Biography: Rebecca Wright
Dr. Rebecca Wright is the Druckenmiller Professor of Computer Science
and Director of the Vagelos Computational Science Center at Barnard College.
Prior to joining Barnard, she was a professor in the Computer Science
Department and Director of DIMACS at Rutgers, a professor in the
Computer Science Department at Stevens Institute of Technology in
Hoboken, New Jersey, and a researcher in the Secure Systems Research
Department at AT&T Labs and AT&T Bell Labs. Her research is primarily
in the area of information security, including cryptography, privacy,
foundations of computer security, and fault-tolerant distributed
computing. Recent work includes accountability, differential privacy,
privacy-preserving data mining, and secure multiparty approximations.
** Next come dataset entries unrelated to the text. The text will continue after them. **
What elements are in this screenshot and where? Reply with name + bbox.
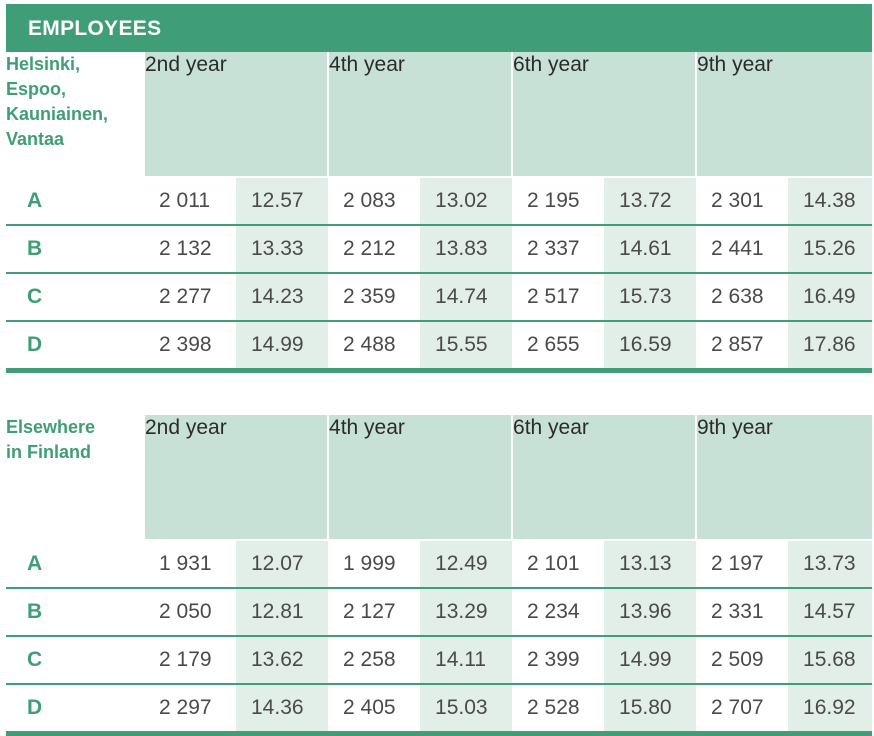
hourly-wage: 14.61: [604, 225, 697, 274]
hourly-wage: 13.13: [604, 539, 697, 589]
region-label: Helsinki, Espoo, Kauniainen, Vantaa: [6, 52, 144, 177]
grade-label: A: [6, 176, 144, 226]
hourly-wage: 15.73: [604, 273, 697, 322]
year-header-9th: 9th year: [695, 415, 873, 540]
monthly-salary: 2 127: [328, 588, 421, 637]
monthly-salary: 2 707: [696, 684, 789, 736]
monthly-salary: 2 132: [144, 225, 236, 274]
monthly-salary: 2 857: [696, 321, 789, 373]
hourly-wage: 17.86: [788, 321, 873, 373]
monthly-salary: 2 297: [144, 684, 236, 736]
grade-label: B: [6, 225, 144, 274]
table-row: D 2 297 14.36 2 405 15.03 2 528 15.80 2 …: [6, 684, 873, 736]
monthly-salary: 1 931: [144, 539, 236, 589]
table-row: A 2 011 12.57 2 083 13.02 2 195 13.72 2 …: [6, 176, 873, 226]
grade-label: A: [6, 539, 144, 589]
hourly-wage: 12.07: [236, 539, 329, 589]
hourly-wage: 15.03: [420, 684, 513, 736]
hourly-wage: 14.11: [420, 636, 513, 685]
monthly-salary: 2 234: [512, 588, 605, 637]
monthly-salary: 2 405: [328, 684, 421, 736]
salary-table-elsewhere: Elsewhere in Finland 2nd year 4th year 6…: [6, 415, 873, 736]
grade-label: D: [6, 684, 144, 736]
monthly-salary: 2 011: [144, 176, 236, 226]
hourly-wage: 14.23: [236, 273, 329, 322]
monthly-salary: 2 277: [144, 273, 236, 322]
monthly-salary: 2 212: [328, 225, 421, 274]
monthly-salary: 2 301: [696, 176, 789, 226]
year-header-6th: 6th year: [511, 415, 697, 540]
region-line: in Finland: [6, 442, 91, 462]
monthly-salary: 2 488: [328, 321, 421, 373]
table-row: C 2 179 13.62 2 258 14.11 2 399 14.99 2 …: [6, 636, 873, 685]
hourly-wage: 16.49: [788, 273, 873, 322]
hourly-wage: 12.81: [236, 588, 329, 637]
monthly-salary: 2 399: [512, 636, 605, 685]
year-header-2nd: 2nd year: [142, 52, 329, 177]
monthly-salary: 2 195: [512, 176, 605, 226]
hourly-wage: 13.96: [604, 588, 697, 637]
hourly-wage: 13.73: [788, 539, 873, 589]
hourly-wage: 13.33: [236, 225, 329, 274]
monthly-salary: 2 258: [328, 636, 421, 685]
hourly-wage: 14.36: [236, 684, 329, 736]
hourly-wage: 14.57: [788, 588, 873, 637]
table-row: C 2 277 14.23 2 359 14.74 2 517 15.73 2 …: [6, 273, 873, 322]
year-header-4th: 4th year: [327, 52, 513, 177]
grade-label: D: [6, 321, 144, 373]
table-row: B 2 050 12.81 2 127 13.29 2 234 13.96 2 …: [6, 588, 873, 637]
hourly-wage: 13.29: [420, 588, 513, 637]
monthly-salary: 2 398: [144, 321, 236, 373]
monthly-salary: 2 517: [512, 273, 605, 322]
monthly-salary: 2 197: [696, 539, 789, 589]
hourly-wage: 13.62: [236, 636, 329, 685]
salary-table-capital-region: Helsinki, Espoo, Kauniainen, Vantaa 2nd …: [6, 52, 873, 373]
monthly-salary: 2 638: [696, 273, 789, 322]
region-label: Elsewhere in Finland: [6, 415, 144, 540]
hourly-wage: 14.38: [788, 176, 873, 226]
year-header-6th: 6th year: [511, 52, 697, 177]
hourly-wage: 12.49: [420, 539, 513, 589]
monthly-salary: 2 528: [512, 684, 605, 736]
table-row: D 2 398 14.99 2 488 15.55 2 655 16.59 2 …: [6, 321, 873, 373]
monthly-salary: 2 083: [328, 176, 421, 226]
hourly-wage: 13.72: [604, 176, 697, 226]
monthly-salary: 2 331: [696, 588, 789, 637]
monthly-salary: 1 999: [328, 539, 421, 589]
page-title: EMPLOYEES: [6, 4, 872, 52]
hourly-wage: 14.99: [604, 636, 697, 685]
hourly-wage: 14.99: [236, 321, 329, 373]
region-line: Espoo,: [6, 79, 67, 99]
table-row: A 1 931 12.07 1 999 12.49 2 101 13.13 2 …: [6, 539, 873, 589]
hourly-wage: 12.57: [236, 176, 329, 226]
hourly-wage: 16.92: [788, 684, 873, 736]
monthly-salary: 2 655: [512, 321, 605, 373]
grade-label: C: [6, 273, 144, 322]
monthly-salary: 2 359: [328, 273, 421, 322]
year-header-2nd: 2nd year: [142, 415, 329, 540]
grade-label: C: [6, 636, 144, 685]
hourly-wage: 15.80: [604, 684, 697, 736]
year-header-9th: 9th year: [695, 52, 873, 177]
region-line: Elsewhere: [6, 417, 96, 437]
hourly-wage: 15.68: [788, 636, 873, 685]
hourly-wage: 15.55: [420, 321, 513, 373]
monthly-salary: 2 441: [696, 225, 789, 274]
hourly-wage: 14.74: [420, 273, 513, 322]
hourly-wage: 16.59: [604, 321, 697, 373]
hourly-wage: 13.83: [420, 225, 513, 274]
region-line: Kauniainen,: [6, 104, 109, 124]
hourly-wage: 15.26: [788, 225, 873, 274]
year-header-4th: 4th year: [327, 415, 513, 540]
monthly-salary: 2 179: [144, 636, 236, 685]
region-line: Vantaa: [6, 129, 65, 149]
monthly-salary: 2 101: [512, 539, 605, 589]
table-row: B 2 132 13.33 2 212 13.83 2 337 14.61 2 …: [6, 225, 873, 274]
monthly-salary: 2 050: [144, 588, 236, 637]
hourly-wage: 13.02: [420, 176, 513, 226]
region-line: Helsinki,: [6, 54, 81, 74]
grade-label: B: [6, 588, 144, 637]
monthly-salary: 2 337: [512, 225, 605, 274]
monthly-salary: 2 509: [696, 636, 789, 685]
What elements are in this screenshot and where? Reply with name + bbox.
Her ongoing research goals are the design of protocols, systems, and
services that perform their specified computational or communication
functions even if some of the participants or underlying components
behave maliciously, and that balance individual needs such as privacy
with collective needs such as network survivability and public safety.
Dr. Wright serves as an editor of the Transactions on Data
Privacy. She is a member of the board of the Computing Research
Association's Committee on Widening Participation in Computing Research
(CRA-WP). She was a member of the board of directors of the
International Association for Cryptologic Research from 2001 to 2005
and the steering committee of the Information Security Conference from
2006 to 2010, and an editor of the Journal of Computer Security from
2001 to 2011. She was Program Chair of Financial Cryptography 2003
and the 2006 ACM Conference on Computer and Communications Security
(CCS) and General Chair of Crypto 2002. She has served on numerous
program committees, including Crypto, the ACM SIGKDD International
Conference on Knowledge Discovery and Data Mining, and the Usenix
Security Symposium. She received a Ph.D. in Computer Science from
Yale University in 1994 and a B.A. from Columbia University in 1988.
She received an honorary M.E. from Stevens Institute of Technology in
2006. She is an ACM Fellow and an IEEE Fellow.